I have witnessed flawed responses to this disheartening fact. There are well-meaning individuals who sincerely want their children to develop a relationship with God and love for His Church as they walk toward adulthood. Because of this desire, they strive after a “system” or “formula” that will ensure this result. Catholic parents can so often fall into a problematic mindset of religious “box-checking”. We can easily forget that our children belong to God, and that He—not us—is directing their journey. We are asked only to be faithful (not perfect) stewards of HIS children while they are under our guard.

With this foundational truth in mind, I want to offer a life-giving framework (not a system) for how we may go about being parents who are stewards of God’s children. How can we be faithful in our responsibility to pass on a knowledge and love of God, while ultimately leaving our children in God’s hands.

I would like to adapt the marvelous “Teacher’s Motto” established by British educator Charlotte Mason (1842-1923): “Education is an atmosphere, a discipline, and a life.”[1] I would offer that spiritual formation (religious education) is an atmosphere, a discipline, and a life. Let me explain briefly what Mason meant by these terms. The atmosphere is the environment, that which individuals take in and absorb all around them just as one breathes in a breath of air. What is part of one’s atmosphere becomes part of oneself. Discipline has to do not with aspects of punishment (as some may attribute the word), but rather with the formation of habits. And finally, the “living” component refers to the life of ideas. I would offer that we Catholic parents are called to both model and moderate these three vital elements in our domestic churches.

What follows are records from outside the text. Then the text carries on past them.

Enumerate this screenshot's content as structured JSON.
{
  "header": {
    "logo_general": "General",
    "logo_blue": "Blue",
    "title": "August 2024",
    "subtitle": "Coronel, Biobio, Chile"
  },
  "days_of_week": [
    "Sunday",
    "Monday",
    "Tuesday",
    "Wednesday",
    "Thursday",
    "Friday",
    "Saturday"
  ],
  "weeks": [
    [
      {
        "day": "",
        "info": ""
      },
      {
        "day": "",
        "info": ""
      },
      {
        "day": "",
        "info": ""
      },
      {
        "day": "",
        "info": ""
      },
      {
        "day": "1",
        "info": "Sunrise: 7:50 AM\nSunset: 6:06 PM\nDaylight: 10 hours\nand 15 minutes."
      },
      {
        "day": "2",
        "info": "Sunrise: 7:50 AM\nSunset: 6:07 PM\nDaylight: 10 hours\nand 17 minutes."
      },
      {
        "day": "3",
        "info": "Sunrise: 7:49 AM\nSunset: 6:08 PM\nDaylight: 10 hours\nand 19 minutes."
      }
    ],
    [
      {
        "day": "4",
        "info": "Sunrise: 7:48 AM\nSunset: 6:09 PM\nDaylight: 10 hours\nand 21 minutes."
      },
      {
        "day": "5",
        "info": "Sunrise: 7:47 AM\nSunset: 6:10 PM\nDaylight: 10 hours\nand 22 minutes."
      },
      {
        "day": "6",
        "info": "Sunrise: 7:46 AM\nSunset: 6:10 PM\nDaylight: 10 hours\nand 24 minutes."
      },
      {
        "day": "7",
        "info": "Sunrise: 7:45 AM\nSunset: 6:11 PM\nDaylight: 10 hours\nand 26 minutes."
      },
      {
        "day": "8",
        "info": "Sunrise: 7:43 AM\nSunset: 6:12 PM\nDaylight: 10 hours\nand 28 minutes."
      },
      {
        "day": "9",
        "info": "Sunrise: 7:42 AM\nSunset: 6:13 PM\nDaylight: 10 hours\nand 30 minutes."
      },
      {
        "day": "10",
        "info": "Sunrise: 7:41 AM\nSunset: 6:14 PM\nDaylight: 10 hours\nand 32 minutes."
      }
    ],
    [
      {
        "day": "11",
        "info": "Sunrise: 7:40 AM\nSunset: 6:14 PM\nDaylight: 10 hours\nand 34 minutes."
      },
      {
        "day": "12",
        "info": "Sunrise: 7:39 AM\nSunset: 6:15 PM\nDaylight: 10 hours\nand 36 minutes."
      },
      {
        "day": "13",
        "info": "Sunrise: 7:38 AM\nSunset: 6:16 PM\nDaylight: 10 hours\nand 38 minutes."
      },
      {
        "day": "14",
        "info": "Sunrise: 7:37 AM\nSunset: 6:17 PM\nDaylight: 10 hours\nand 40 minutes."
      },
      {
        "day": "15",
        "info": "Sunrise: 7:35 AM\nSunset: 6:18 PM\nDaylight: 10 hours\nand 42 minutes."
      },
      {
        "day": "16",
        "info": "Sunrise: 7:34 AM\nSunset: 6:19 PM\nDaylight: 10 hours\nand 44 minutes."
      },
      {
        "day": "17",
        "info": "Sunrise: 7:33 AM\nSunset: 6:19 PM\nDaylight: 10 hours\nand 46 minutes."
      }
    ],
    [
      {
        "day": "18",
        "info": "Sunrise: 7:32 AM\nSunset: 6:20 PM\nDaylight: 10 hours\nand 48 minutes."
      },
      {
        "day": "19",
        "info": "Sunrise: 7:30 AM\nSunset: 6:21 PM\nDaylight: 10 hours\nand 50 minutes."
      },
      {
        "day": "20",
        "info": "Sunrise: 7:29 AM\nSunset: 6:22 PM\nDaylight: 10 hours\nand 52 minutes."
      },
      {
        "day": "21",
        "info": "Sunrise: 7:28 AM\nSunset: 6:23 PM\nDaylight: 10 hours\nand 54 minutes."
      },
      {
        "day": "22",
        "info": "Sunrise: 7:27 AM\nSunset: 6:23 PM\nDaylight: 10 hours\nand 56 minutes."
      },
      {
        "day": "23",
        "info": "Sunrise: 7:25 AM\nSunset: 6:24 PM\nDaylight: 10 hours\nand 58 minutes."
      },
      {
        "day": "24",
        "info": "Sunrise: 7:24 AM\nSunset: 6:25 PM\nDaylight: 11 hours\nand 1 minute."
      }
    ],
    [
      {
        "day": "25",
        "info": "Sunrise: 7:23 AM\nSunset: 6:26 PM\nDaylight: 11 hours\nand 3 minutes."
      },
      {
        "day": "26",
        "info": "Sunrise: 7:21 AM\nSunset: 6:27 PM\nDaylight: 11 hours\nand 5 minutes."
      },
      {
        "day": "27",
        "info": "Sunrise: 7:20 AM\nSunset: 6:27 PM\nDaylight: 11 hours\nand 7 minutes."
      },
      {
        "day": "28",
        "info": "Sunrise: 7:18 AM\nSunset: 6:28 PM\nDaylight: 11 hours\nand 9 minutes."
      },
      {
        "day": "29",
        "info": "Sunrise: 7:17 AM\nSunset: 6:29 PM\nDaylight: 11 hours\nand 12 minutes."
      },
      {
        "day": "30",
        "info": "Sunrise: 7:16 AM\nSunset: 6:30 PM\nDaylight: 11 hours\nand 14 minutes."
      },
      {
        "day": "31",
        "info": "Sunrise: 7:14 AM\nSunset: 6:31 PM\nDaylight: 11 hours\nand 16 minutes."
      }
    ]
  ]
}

Let’s look first at being models of the faith to our children:

  • Let us consider the atmosphere that we cultivate in our own individual lives as parents and/or as spouses. Is our faith life one that exudes the fruits of the Spirit? Do we walk in peace and order as we experience both joys and sufferings in our lives, or are our lives chaotic and lacking healthy rhythms?
  • Next, we should look at our habits. How do we practice our faith? Have we made prayer, the sacraments, Mass, etc. primary habits in our daily and weekly lives of faith? How do we habitually respond to others? What are our reflexes when we encounter suffering or difficult things?
  • Finally, need to consider whether we are filling our minds and hearts with the living ideas of our faith. Have we settled for unimaginative or “packaged” explanations for our faith, or have we dug in ourselves to the original sources of truth in Scripture, the Catechism, and primary church writings and documents? Are we spiritually and intellectually curious people who take joy in discovering for ourselves God’s truth wherever we might find it?

Now let’s examine our role as moderators of these vital elements in our children’s lives:

  • First, we must consider the atmosphere we parents create in our homes. What family and faith culture are we cultivating in the lives of our children?  What are they taking in to be part of themselves and their lives of faith as they would take in breath?
  • Second, we are to provide habit-building opportunities for our children. How are we helping them to practice their faith? Have we made space for building the habit of prayer gradually as they grow older? Have we considered how to replace the bad habits of their lives (vices) with the opposite good habits (virtues)?
  • Third, we are to be spreading living ideas of faith before their minds and hearts. Have we thought critically about the books we allow to form their understanding of the faith? Have we offered them watered down ideas or ready-made answers for their questions? Or have we put in their path the most beautiful and well-articulated ideas of our faith and respected the minds God has given them to discover truth, whereby learning to love the discovery of it?

At best, I’ve laid out a skeletal framework here; but these ideas and questions should hopefully lead us toward a deeper and more life-giving consideration of what our true role is as parents in passing on our faith to our children. I believe that God would have us take heart in what He has made us capable of doing and experience peace in what is ultimately in His hands.